One-hour monitoring showed mean pressures that were consistently higher than the opening pressure in all groups. The importance of this finding cannot be overemphasised. An isolated CSF pressure measurement is but a ‘snapshot in time’ and may be spuriously high or low, depending on the situation and technique employed. Prolonged monitoring also revealed B-waves in Groups 2 and 3; B-waves are frequently recorded with increased intracranial pressure of various aetiologies, although there is far greater experience defining pressure wave abnormalities with intracranial pressure monitoring systems than with lumbar recording methods.
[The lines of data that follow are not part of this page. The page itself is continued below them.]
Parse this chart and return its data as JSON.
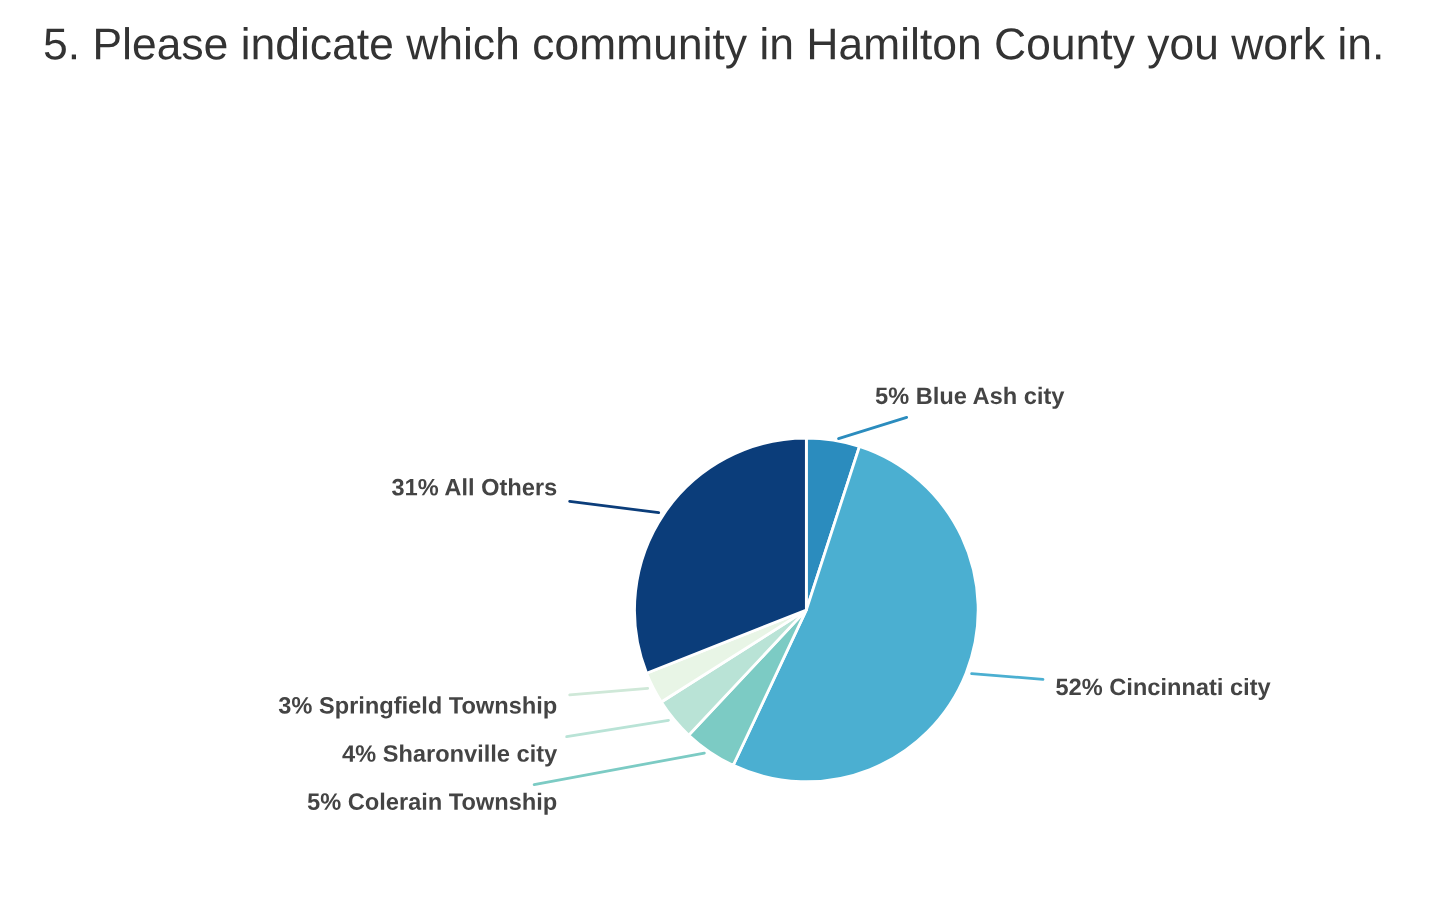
{
  "chart_data": {
    "type": "pie",
    "title": "5. Please indicate which community in Hamilton County you work in.",
    "categories": [
      "5% Blue Ash city",
      "52% Cincinnati city",
      "5% Colerain Township",
      "4% Sharonville city",
      "3% Springfield Township",
      "31% All Others"
    ],
    "values": [
      5,
      52,
      5,
      4,
      3,
      31
    ],
    "colors": [
      "#2b8cbe",
      "#4bafd1",
      "#7ccbc4",
      "#b9e3d6",
      "#e8f5e6",
      "#0b3d7a"
    ],
    "legend": false
  }
}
Digre and colleagues (1) found that treatment of patients with IIHWOP with agents conventionally used for IIH was less than satisfactory than in patients having IIH with papilloedema, and shunting was not always beneficial. The patients of Bono et al. were treated with a low dose of acetazolamide and topiramate which improved the headache in most subjects. However, the response to acetazolamide and topiramate is not specific, as both medications have a symptomatic effect on headache. Interestingly, some of the patients had been previously treated with topiramate for headaches without improvement (personal communication with Professor Bono); it is a bit surprising that adding a relatively low dose of acetazolamide would dramatically increase their therapeutic response. These patients were not re-imaged after treatment; paradoxically, another study by these investigators showed that the BTSS persisted in IIH patients who were successfully treated with medications rendering them asymptomatic with normal CSF pressures (9). These findings contrast with other reports demonstrating reversal of venous sinus stenosis acutely after measures to lower CSF pressure (4,10).
In summary, this paper raises intriguing questions about the pathophysiology of IIH, the contribution of both obesity and intracranial pressure to chronic headaches, and the possibility of a continuum of chronic daily headache to IIH. It underscores the involvement of the cerebral venous sinuses in the hydrodynamics of CSF pressure. BTSS may be a marker of increased intracranial pressure but it is not a consistent finding in patients with IIH and papilloedema in clinical practice. Whether BTSS is the cause or the effect of intracranial hypertension, its detection by magnetic resonance venography in patients with chronic headaches may provide important information into the nature of their headache disorder and subsequent management. Lumbar puncture, currently the ‘gold standard’ for diagnosing IIH and other disorders affecting intracranial pressure, may demonstrate misleading results at times but it is widely available and more practical than prolonged monitoring in the clinical setting. A high opening CSF pressure in and of itself is neither specific nor diagnostic and must to be used in context with other data from the history, examination, neuroimaging and laboratory to arrive at the correct diagnosis.